Dr. Han Zhu is a general cardiologist with specialized clinical and research training in cardio-oncology and cardio-immunology. She focuses on the cardiovascular care of patients undergoing therapies for cancer, with a particular focus on the effects of immunotherapies on the heart. She completed clinical cardiology fellowship and internal medicine residency training at Stanford University School of Medicine. During her post-doctoral training, Dr. Zhu’s research focuses on myocarditis, cardiac inflammation, and the effects of cancer therapeutics on the cardiovascular system. Her current research employs clinical data, bio-banked samples, and animal models to study T-cell toxicities in the heart. Dr.
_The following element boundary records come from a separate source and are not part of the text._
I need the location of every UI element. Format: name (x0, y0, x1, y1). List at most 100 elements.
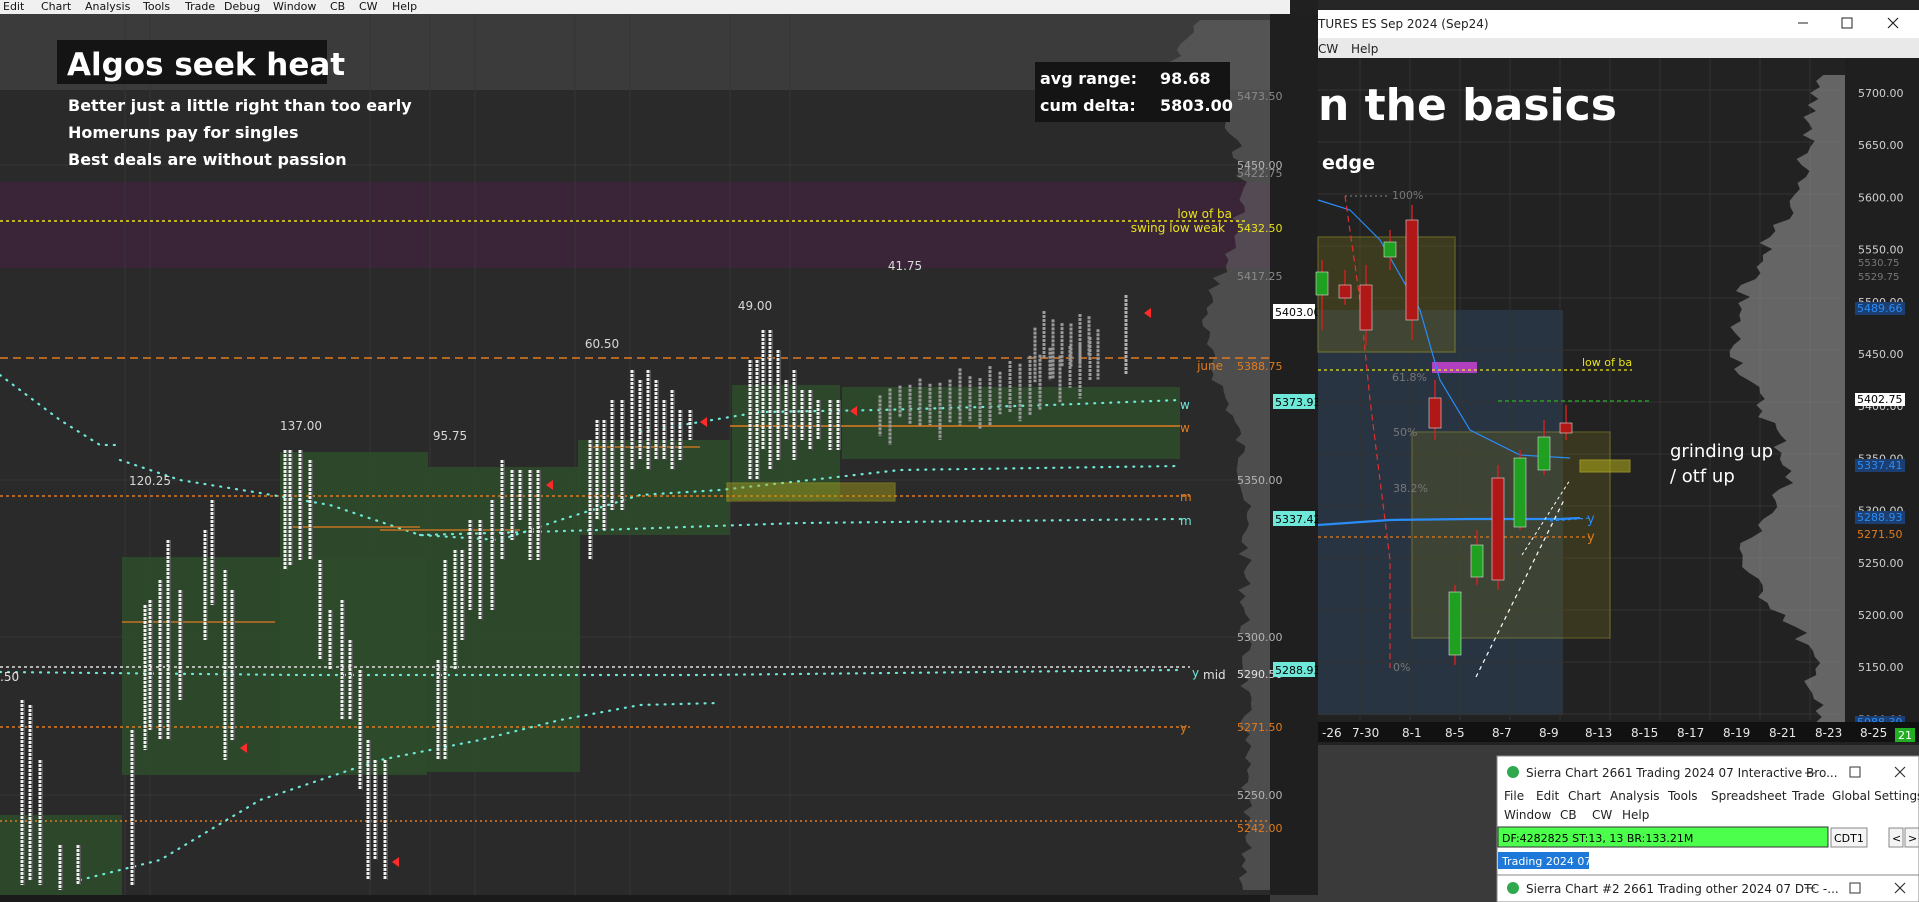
right-price-badge: 5489.66 (1857, 302, 1903, 315)
popup-menu-item[interactable]: CW (1592, 808, 1612, 822)
level-label: y (1180, 721, 1187, 735)
sierra-popup-window: Sierra Chart 2661 Trading 2024 07 Intera… (1496, 755, 1919, 902)
right-small-yellow-box (1579, 459, 1631, 473)
price-badge: 5403.00 (1273, 304, 1321, 319)
menu-item-trade[interactable]: Trade (184, 0, 215, 13)
date-label: 8-1 (1402, 726, 1422, 740)
price-badge: 5373.93 (1273, 394, 1321, 409)
level-label: y (1192, 666, 1199, 680)
price-axis-label: 5350.00 (1237, 474, 1283, 487)
corner-badge: 21 (1898, 729, 1912, 742)
right-price-badge: 5337.41 (1857, 459, 1903, 472)
menu-item-debug[interactable]: Debug (224, 0, 260, 13)
title-text: Algos seek heat (67, 47, 345, 83)
price-axis-label: 5271.50 (1237, 721, 1283, 734)
quote-line: Homeruns pay for singles (68, 123, 299, 142)
popup-menu-item[interactable]: Help (1622, 808, 1649, 822)
annotation-line: / otf up (1670, 466, 1735, 487)
right-window-title: TURES ES Sep 2024 (Sep24) (1317, 17, 1489, 31)
right-axis-label: 5600.00 (1858, 191, 1904, 204)
level-label: w (1180, 398, 1190, 412)
level-label: m (1180, 490, 1192, 504)
swing-label: 120.25 (129, 474, 171, 488)
fib-label: 50% (1393, 426, 1417, 439)
desktop-strip (1270, 895, 1320, 902)
date-label: 8-13 (1585, 726, 1612, 740)
right-menu-item-cw[interactable]: CW (1318, 42, 1338, 56)
price-axis-label: 5473.50 (1237, 90, 1283, 103)
price-axis-label: 5417.25 (1237, 270, 1283, 283)
level-label: .50 (0, 670, 19, 684)
popup-menu-item[interactable]: Spreadsheet (1711, 789, 1787, 803)
menu-item-analysis[interactable]: Analysis (85, 0, 131, 13)
price-badge-text: 5403.00 (1275, 306, 1321, 319)
magenta-zone (0, 182, 1270, 268)
stat-label: cum delta: (1040, 96, 1136, 115)
level-letter: y (1587, 512, 1595, 527)
left-time-axis (0, 895, 1270, 902)
right-axis-label: 5250.00 (1858, 557, 1904, 570)
stat-value: 98.68 (1160, 69, 1211, 88)
quote-line: Best deals are without passion (68, 150, 347, 169)
popup-menu-item[interactable]: Tools (1667, 789, 1698, 803)
candle-body (1428, 397, 1442, 429)
swing-label: 49.00 (738, 299, 772, 313)
candle-body (1315, 271, 1329, 296)
menu-item-help[interactable]: Help (392, 0, 417, 13)
menu-item-cb[interactable]: CB (330, 0, 345, 13)
right-menu-item-help[interactable]: Help (1351, 42, 1378, 56)
popup-menu-item[interactable]: Analysis (1610, 789, 1659, 803)
date-label: 8-19 (1723, 726, 1750, 740)
price-axis-label: 5388.75 (1237, 360, 1283, 373)
right-magenta-box (1432, 362, 1477, 373)
value-area-zone (578, 440, 730, 535)
candle-body (1448, 591, 1462, 656)
candle-body (1383, 241, 1397, 258)
popup-menu-item[interactable]: File (1504, 789, 1524, 803)
swing-label: 60.50 (585, 337, 619, 351)
timezone-label: CDT1 (1834, 832, 1864, 845)
swing-label: 95.75 (433, 429, 467, 443)
candle-body (1491, 477, 1505, 581)
date-label: 8-15 (1631, 726, 1658, 740)
fib-label: 100% (1392, 189, 1423, 202)
popup-menu-item[interactable]: Global Settings (1832, 789, 1919, 803)
right-axis-label: 5150.00 (1858, 661, 1904, 674)
right-faint-price: 5530.75 (1858, 258, 1899, 269)
menu-item-chart[interactable]: Chart (41, 0, 72, 13)
date-label: 8-9 (1539, 726, 1559, 740)
popup-menu-item[interactable]: Trade (1791, 789, 1825, 803)
stat-label: avg range: (1040, 69, 1137, 88)
screen-canvas: Edit Chart Analysis Tools Trade Debug Window CB… (0, 0, 1919, 902)
candle-body (1405, 219, 1419, 321)
popup-title: Sierra Chart 2661 Trading 2024 07 Intera… (1526, 766, 1838, 780)
right-axis-label: 5200.00 (1858, 609, 1904, 622)
price-badge-text: 5337.42 (1275, 513, 1321, 526)
menu-item-edit[interactable]: Edit (3, 0, 25, 13)
quote-line: Better just a little right than too earl… (68, 96, 412, 115)
fib-label: 38.2% (1393, 482, 1428, 495)
right-chart-window: TURES ES Sep 2024 (Sep24) CW Help n the bas… (1315, 0, 1919, 745)
right-axis-label: 5550.00 (1858, 244, 1904, 257)
popup-menu-item[interactable]: CB (1560, 808, 1577, 822)
price-badge-text: 5373.93 (1275, 396, 1321, 409)
second-popup-title: Sierra Chart #2 2661 Trading other 2024 … (1526, 882, 1839, 896)
date-label: 8-7 (1492, 726, 1512, 740)
popup-menu-item[interactable]: Chart (1568, 789, 1601, 803)
popup-menu-item[interactable]: Edit (1536, 789, 1560, 803)
level-label: swing low weak (1131, 221, 1225, 235)
popup-menu-item[interactable]: Window (1504, 808, 1552, 822)
level-label: mid (1203, 668, 1226, 682)
menu-item-window[interactable]: Window (273, 0, 316, 13)
annotation-line: grinding up (1670, 441, 1773, 462)
yellow-highlight-box (726, 482, 896, 502)
price-badge: 5337.42 (1273, 511, 1321, 526)
right-price-axis (1845, 58, 1919, 725)
price-axis-label: 5300.00 (1237, 631, 1283, 644)
desktop: Edit Chart Analysis Tools Trade Debug Window CB… (0, 0, 1919, 902)
price-axis-label: 5432.50 (1237, 222, 1283, 235)
menu-item-cw[interactable]: CW (359, 0, 378, 13)
date-label: 8-5 (1445, 726, 1465, 740)
menu-item-tools[interactable]: Tools (142, 0, 170, 13)
sierra-chart-logo-icon (1507, 766, 1519, 778)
Zhu's clinic sees cardio-oncology and cardio-immunology patients and focuses on devising new methods for minimizing cardiovascular complications in the cancer patient population. More She is an Assistant Editor for JACC CardioOncology and sits on the AHA Cardio-Oncology Subcommittee, and she has been involved in writing an AHA expert consensus statement on Preclinical Models of Cardiotoxicity focusing on utilizing basic science/translational tools to study cancer therapy toxicities in the heart.
Advice for my younger self: I would tell my younger self: Focus is important. It's okay to not be able to do everything perfectly all the time, but what's important is to focus and do your best with the task front of you. Take it one step at a time. Every little step is progress. Patience is key, and it's really about the journey and not the end destination. Before you know it, you'll look back and realize that you have gone further than you thought, and you'll have lived in every moment along the way.